WASHINGTON DC, - Penggunaan suntikan maut dalam pelaksanaan eksekusi hukuman mati di Amerika Serikat kembali memunculkan perdebatan.
Beberapa kalangan mempertanyakan efektivitas suntikan maut setelah seorang terpidana mati di Alabama harus menjalani eksekusi yg sangat menyakitkan.
Ronald Smith (45), yg menjalani eksekusi atas pembunuhan terhadap seorang staf sebuah toko kelontong pada 1994, terbatuk dan tercekik selama 13 menit sebelum dinyatakan meninggal dunia.
Secara total, proses eksekusi yg digelar pada Kamis (8/12/2016) itu membutuhkan waktu 34 menit.
"Smith kelihatan sangat kesulitan bernapas," kata Kent Faulk, jurnalis situs berita al.com yg menyaksikan jalannya eksekusi.
Kondisi ini membuat pemerintah setempat turun tangan buat menyelidiki prosedur eksekusi tersebut.
"Akan digelar otopsi terhadap jasad Ronald Smith bagi mengetahui apakah terjadi kesalahan prosedur," kata komisioner lembaga pemasyarakatan Alabama, Jefferson Dumm.
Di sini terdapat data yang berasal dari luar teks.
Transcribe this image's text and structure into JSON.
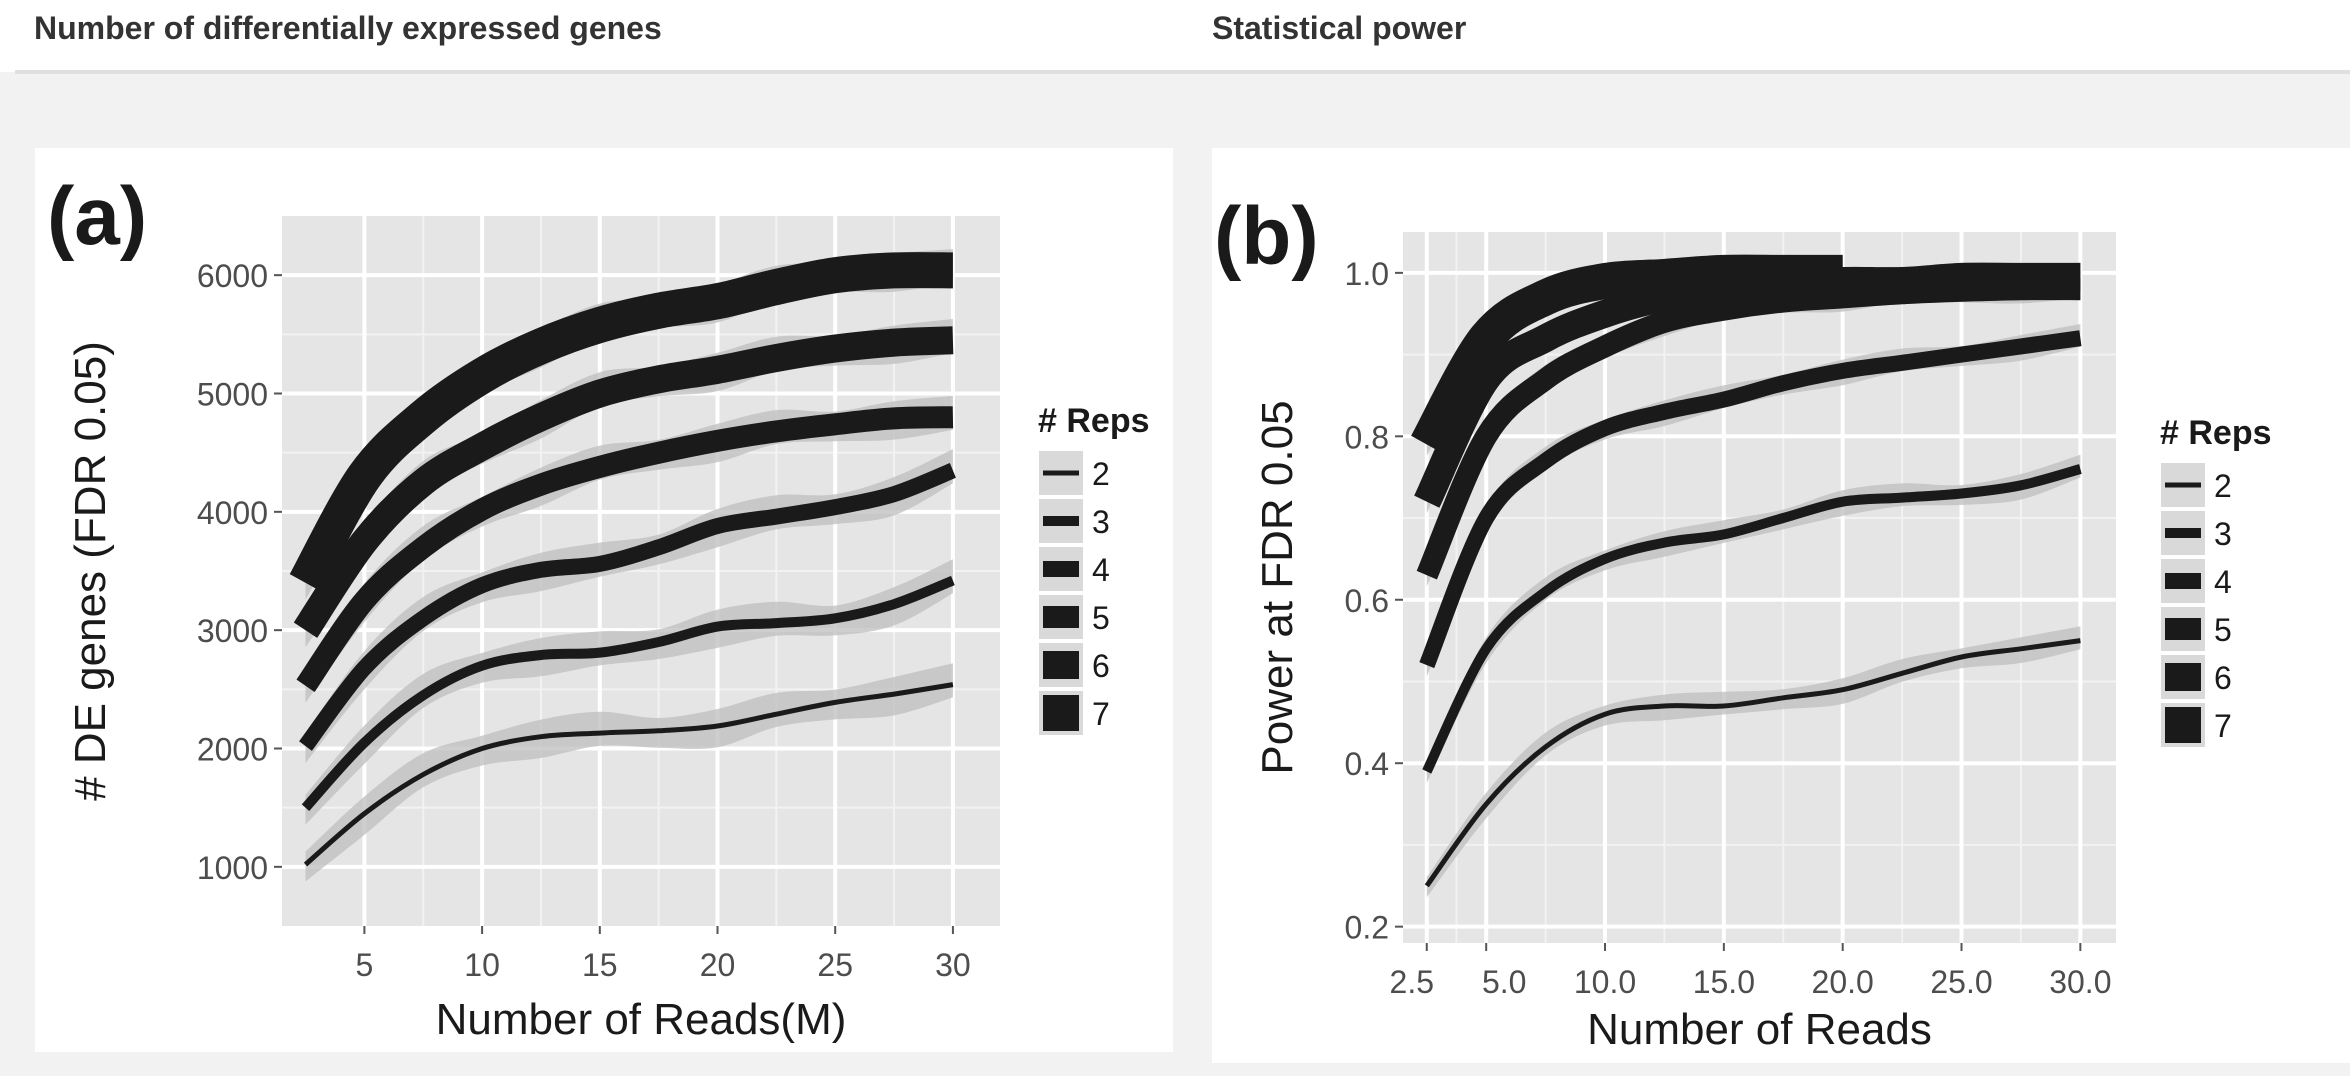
{
  "header": {
    "left_title": "Number of differentially expressed genes",
    "right_title": "Statistical power"
  },
  "chart_data": [
    {
      "type": "line",
      "panel_label": "(a)",
      "title": "",
      "xlabel": "Number of Reads(M)",
      "ylabel": "# DE genes (FDR 0.05)",
      "xlim": [
        1.5,
        32
      ],
      "ylim": [
        500,
        6500
      ],
      "grid": true,
      "confidence_band": true,
      "x_ticks": [
        5,
        10,
        15,
        20,
        25,
        30
      ],
      "y_ticks": [
        1000,
        2000,
        3000,
        4000,
        5000,
        6000
      ],
      "x_tick_labels": [
        "5",
        "10",
        "15",
        "20",
        "25",
        "30"
      ],
      "y_tick_labels": [
        "1000",
        "2000",
        "3000",
        "4000",
        "5000",
        "6000"
      ],
      "legend": {
        "title": "# Reps",
        "position": "right",
        "entries": [
          "2",
          "3",
          "4",
          "5",
          "6",
          "7"
        ]
      },
      "series": [
        {
          "name": "2",
          "x": [
            2.5,
            5,
            7.5,
            10,
            12.5,
            15,
            17.5,
            20,
            22.5,
            25,
            27.5,
            30
          ],
          "y": [
            1020,
            1450,
            1780,
            2000,
            2100,
            2130,
            2150,
            2190,
            2290,
            2390,
            2460,
            2540
          ]
        },
        {
          "name": "3",
          "x": [
            2.5,
            5,
            7.5,
            10,
            12.5,
            15,
            17.5,
            20,
            22.5,
            25,
            27.5,
            30
          ],
          "y": [
            1500,
            2050,
            2450,
            2700,
            2790,
            2810,
            2900,
            3030,
            3060,
            3100,
            3220,
            3420
          ]
        },
        {
          "name": "4",
          "x": [
            2.5,
            5,
            7.5,
            10,
            12.5,
            15,
            17.5,
            20,
            22.5,
            25,
            27.5,
            30
          ],
          "y": [
            2020,
            2680,
            3100,
            3380,
            3510,
            3560,
            3700,
            3880,
            3960,
            4040,
            4150,
            4350
          ]
        },
        {
          "name": "5",
          "x": [
            2.5,
            5,
            7.5,
            10,
            12.5,
            15,
            17.5,
            20,
            22.5,
            25,
            27.5,
            30
          ],
          "y": [
            2530,
            3250,
            3700,
            4020,
            4230,
            4380,
            4500,
            4600,
            4680,
            4740,
            4790,
            4800
          ]
        },
        {
          "name": "6",
          "x": [
            2.5,
            5,
            7.5,
            10,
            12.5,
            15,
            17.5,
            20,
            22.5,
            25,
            27.5,
            30
          ],
          "y": [
            3000,
            3750,
            4250,
            4550,
            4800,
            5000,
            5120,
            5200,
            5300,
            5380,
            5430,
            5450
          ]
        },
        {
          "name": "7",
          "x": [
            2.5,
            5,
            7.5,
            10,
            12.5,
            15,
            17.5,
            20,
            22.5,
            25,
            27.5,
            30
          ],
          "y": [
            3400,
            4300,
            4800,
            5150,
            5400,
            5580,
            5700,
            5780,
            5900,
            6000,
            6040,
            6040
          ]
        }
      ]
    },
    {
      "type": "line",
      "panel_label": "(b)",
      "title": "",
      "xlabel": "Number of Reads",
      "ylabel": "Power at FDR 0.05",
      "xlim": [
        1.5,
        31.5
      ],
      "ylim": [
        0.18,
        1.05
      ],
      "grid": true,
      "confidence_band": true,
      "x_ticks": [
        2.5,
        5,
        10,
        15,
        20,
        25,
        30
      ],
      "y_ticks": [
        0.2,
        0.4,
        0.6,
        0.8,
        1.0
      ],
      "x_tick_labels": [
        "2.5",
        "5.0",
        "10.0",
        "15.0",
        "20.0",
        "25.0",
        "30.0"
      ],
      "y_tick_labels": [
        "0.2",
        "0.4",
        "0.6",
        "0.8",
        "1.0"
      ],
      "legend": {
        "title": "# Reps",
        "position": "right",
        "entries": [
          "2",
          "3",
          "4",
          "5",
          "6",
          "7"
        ]
      },
      "series": [
        {
          "name": "2",
          "x": [
            2.5,
            5,
            7.5,
            10,
            12.5,
            15,
            17.5,
            20,
            22.5,
            25,
            27.5,
            30
          ],
          "y": [
            0.25,
            0.35,
            0.42,
            0.46,
            0.47,
            0.47,
            0.48,
            0.49,
            0.51,
            0.53,
            0.54,
            0.55
          ]
        },
        {
          "name": "3",
          "x": [
            2.5,
            5,
            7.5,
            10,
            12.5,
            15,
            17.5,
            20,
            22.5,
            25,
            27.5,
            30
          ],
          "y": [
            0.39,
            0.54,
            0.61,
            0.65,
            0.67,
            0.68,
            0.7,
            0.72,
            0.725,
            0.73,
            0.74,
            0.76
          ]
        },
        {
          "name": "4",
          "x": [
            2.5,
            5,
            7.5,
            10,
            12.5,
            15,
            17.5,
            20,
            22.5,
            25,
            27.5,
            30
          ],
          "y": [
            0.52,
            0.7,
            0.77,
            0.81,
            0.83,
            0.845,
            0.865,
            0.88,
            0.89,
            0.9,
            0.91,
            0.92
          ]
        },
        {
          "name": "5",
          "x": [
            2.5,
            5,
            7.5,
            10,
            12.5,
            15,
            17.5,
            20,
            22.5,
            25,
            27.5,
            30
          ],
          "y": [
            0.63,
            0.8,
            0.87,
            0.91,
            0.94,
            0.955,
            0.965,
            0.97,
            0.975,
            0.978,
            0.98,
            0.98
          ]
        },
        {
          "name": "6",
          "x": [
            2.5,
            5,
            7.5,
            10,
            12.5,
            15,
            17.5,
            20,
            22.5,
            25,
            27.5,
            30
          ],
          "y": [
            0.72,
            0.87,
            0.92,
            0.95,
            0.97,
            0.98,
            0.985,
            0.99,
            0.99,
            0.995,
            0.995,
            0.995
          ]
        },
        {
          "name": "7",
          "x": [
            2.5,
            5,
            7.5,
            10,
            12.5,
            15,
            17.5,
            20
          ],
          "y": [
            0.79,
            0.92,
            0.97,
            0.99,
            0.995,
            1.0,
            1.0,
            1.0
          ]
        }
      ]
    }
  ]
}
Sementara itu, juru bicara badan pemasyarakatan Alabama Bob Horton mengatakan, pihaknya telah menjalankan seluruh prosedur eksekusi sesuai dengan protokol yg berlaku.
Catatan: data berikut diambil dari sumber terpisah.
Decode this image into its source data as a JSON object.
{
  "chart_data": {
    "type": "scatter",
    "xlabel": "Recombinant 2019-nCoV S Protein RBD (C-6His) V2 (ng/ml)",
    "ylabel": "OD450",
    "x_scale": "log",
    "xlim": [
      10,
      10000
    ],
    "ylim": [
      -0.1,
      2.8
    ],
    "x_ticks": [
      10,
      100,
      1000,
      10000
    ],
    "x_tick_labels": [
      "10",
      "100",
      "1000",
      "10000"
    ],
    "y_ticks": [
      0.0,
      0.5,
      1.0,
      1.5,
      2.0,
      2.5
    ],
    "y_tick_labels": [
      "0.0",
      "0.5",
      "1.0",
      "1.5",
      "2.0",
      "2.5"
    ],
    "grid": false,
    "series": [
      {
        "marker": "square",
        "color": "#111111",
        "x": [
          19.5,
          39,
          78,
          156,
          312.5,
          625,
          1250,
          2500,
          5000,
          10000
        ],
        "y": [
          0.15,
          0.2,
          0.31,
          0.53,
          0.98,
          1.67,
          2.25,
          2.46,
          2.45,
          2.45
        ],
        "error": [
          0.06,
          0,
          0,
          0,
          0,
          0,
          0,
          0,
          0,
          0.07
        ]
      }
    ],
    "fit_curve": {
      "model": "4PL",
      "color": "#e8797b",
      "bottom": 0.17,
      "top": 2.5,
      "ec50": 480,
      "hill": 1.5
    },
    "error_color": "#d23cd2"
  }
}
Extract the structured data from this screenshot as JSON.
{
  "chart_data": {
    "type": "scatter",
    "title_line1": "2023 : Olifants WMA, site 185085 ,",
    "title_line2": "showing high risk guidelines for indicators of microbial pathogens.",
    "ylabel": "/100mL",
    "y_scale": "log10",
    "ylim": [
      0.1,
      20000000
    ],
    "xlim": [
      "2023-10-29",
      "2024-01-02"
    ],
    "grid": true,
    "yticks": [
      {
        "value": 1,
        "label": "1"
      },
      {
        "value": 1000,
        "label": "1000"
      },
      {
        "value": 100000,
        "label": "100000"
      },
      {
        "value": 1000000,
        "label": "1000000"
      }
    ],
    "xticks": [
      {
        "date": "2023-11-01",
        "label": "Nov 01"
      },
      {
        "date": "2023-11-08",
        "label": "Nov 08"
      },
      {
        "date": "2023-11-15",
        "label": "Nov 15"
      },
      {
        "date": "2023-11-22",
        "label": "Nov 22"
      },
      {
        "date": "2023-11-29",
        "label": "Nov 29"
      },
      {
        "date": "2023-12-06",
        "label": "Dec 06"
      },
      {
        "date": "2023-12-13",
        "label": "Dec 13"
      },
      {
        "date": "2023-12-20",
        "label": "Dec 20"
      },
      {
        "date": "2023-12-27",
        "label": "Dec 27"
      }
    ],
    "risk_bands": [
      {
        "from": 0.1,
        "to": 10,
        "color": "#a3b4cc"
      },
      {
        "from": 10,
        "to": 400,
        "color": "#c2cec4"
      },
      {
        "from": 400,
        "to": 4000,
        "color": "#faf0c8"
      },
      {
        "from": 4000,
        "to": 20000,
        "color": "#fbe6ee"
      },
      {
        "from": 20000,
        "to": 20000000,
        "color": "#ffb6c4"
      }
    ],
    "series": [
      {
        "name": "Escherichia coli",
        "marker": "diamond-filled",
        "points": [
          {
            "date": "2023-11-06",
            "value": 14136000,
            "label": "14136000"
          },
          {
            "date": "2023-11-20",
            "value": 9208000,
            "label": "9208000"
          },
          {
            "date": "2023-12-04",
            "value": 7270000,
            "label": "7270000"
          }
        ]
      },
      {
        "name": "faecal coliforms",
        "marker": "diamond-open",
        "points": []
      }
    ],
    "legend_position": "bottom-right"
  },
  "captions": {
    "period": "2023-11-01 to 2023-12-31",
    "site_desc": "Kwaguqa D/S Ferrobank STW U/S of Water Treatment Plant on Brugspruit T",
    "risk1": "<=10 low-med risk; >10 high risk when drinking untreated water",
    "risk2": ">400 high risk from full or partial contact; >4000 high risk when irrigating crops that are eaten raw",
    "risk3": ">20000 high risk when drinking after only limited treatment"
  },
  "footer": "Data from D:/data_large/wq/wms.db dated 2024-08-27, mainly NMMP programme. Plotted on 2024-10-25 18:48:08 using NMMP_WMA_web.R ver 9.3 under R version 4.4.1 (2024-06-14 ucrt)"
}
"Pada awal proses eksekusi, Smith, dengan mata tertutup, memang terbatuk, tapi sejauh pengamatan kalian dia tidak menderita selama eksekusi berlangsung," ujar Horton.
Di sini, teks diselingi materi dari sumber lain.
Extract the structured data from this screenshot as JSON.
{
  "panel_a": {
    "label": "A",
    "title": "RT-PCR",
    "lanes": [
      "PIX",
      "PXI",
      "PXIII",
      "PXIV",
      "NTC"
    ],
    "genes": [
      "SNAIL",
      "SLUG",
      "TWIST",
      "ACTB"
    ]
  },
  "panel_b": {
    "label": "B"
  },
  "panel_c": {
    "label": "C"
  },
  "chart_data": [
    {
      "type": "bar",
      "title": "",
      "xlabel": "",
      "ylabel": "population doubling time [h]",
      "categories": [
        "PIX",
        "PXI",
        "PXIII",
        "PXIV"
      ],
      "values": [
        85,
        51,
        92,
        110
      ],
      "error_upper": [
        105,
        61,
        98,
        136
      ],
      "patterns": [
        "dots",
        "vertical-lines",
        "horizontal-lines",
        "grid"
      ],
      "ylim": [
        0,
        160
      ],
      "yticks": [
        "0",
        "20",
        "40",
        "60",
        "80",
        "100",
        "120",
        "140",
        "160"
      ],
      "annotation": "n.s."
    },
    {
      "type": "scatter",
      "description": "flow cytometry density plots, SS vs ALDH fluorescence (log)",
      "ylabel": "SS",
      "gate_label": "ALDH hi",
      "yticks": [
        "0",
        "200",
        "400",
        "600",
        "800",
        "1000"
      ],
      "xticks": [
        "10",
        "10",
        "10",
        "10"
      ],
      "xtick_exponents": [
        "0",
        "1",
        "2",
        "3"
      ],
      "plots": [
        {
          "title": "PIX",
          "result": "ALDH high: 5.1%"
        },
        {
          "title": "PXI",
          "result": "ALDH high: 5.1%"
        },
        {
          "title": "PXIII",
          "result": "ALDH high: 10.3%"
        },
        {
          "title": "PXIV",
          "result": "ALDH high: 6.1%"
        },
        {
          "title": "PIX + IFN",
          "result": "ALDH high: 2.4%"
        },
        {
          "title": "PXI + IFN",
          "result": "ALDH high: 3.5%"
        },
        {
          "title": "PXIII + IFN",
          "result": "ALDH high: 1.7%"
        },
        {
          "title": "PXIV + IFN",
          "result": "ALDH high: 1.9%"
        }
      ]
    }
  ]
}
Beberapa negara bagian AS yg masih menerapkan hukuman mati mengalami kekurangan persediaan substansi suntikan maut buat pelaksanaan hukuman mati.
Kondisi itu terjadi karena sejumlah perusahaan farmasi telah tak mau lagi memproduksi substansi yg dibutuhkan buat proses hukuman mati.
Terlebih lagi, sebagian besar perusahaan farmasi itu berada di negara-negara Eropa yg telah menghapuskan hukuman mati.
Untuk "mengakali" keadaan ini, dua negara bagian AS, seperti Alabama, mengadopsi metode tiga obat.
Dalam metode ini, terpidana mati awalnya dibuat tertidur, tahap kedua adalah membuat tubuhnya lumpuh, sebelum langkah terakhir menghentikan detak jantungnya.
Alabama memakai obat bius midazolam buat tahap pertama. Para kritikus mengatakan, obat itu tak benar-benar membuat terpidana mati tidur sebelum obat kedua disuntikkan.
Sejumlah pejabat penjara mengatakan, kata-kata terakhir Smith adalah dia menegaskan tak mulai memberikan pernyataan terakhir sebelum menjalani eksekusi.
Namun, bibir pria itu selalu bergerak sebelum dan sesudah tiga substansi obat itu disuntikkan.
"Tangannya mengepal kencang setelah suntikan pertama diberikan. Mata kirinya juga dua kali sedikit terbuka," kata Faulk.
Sejauh ini belum ada tanggapan dari manajemen lapas terkait pengakuan dari Kent Faulk.
Sejak Januari 2014, dua eksekusi hukuman mati di AS berlangsung kurang "mulus", misalnya Dennis McGuire yg membutuhkan waktu 25 menit dan Clayton Lockett yg meninggal dunia setelah 43 menit.
Meski telah banyak contoh kegagalan, Virginia dan Ohio pada tahun depan mulai mengikuti jejak Alabama memakai midazolam dalam proses hukuman mati.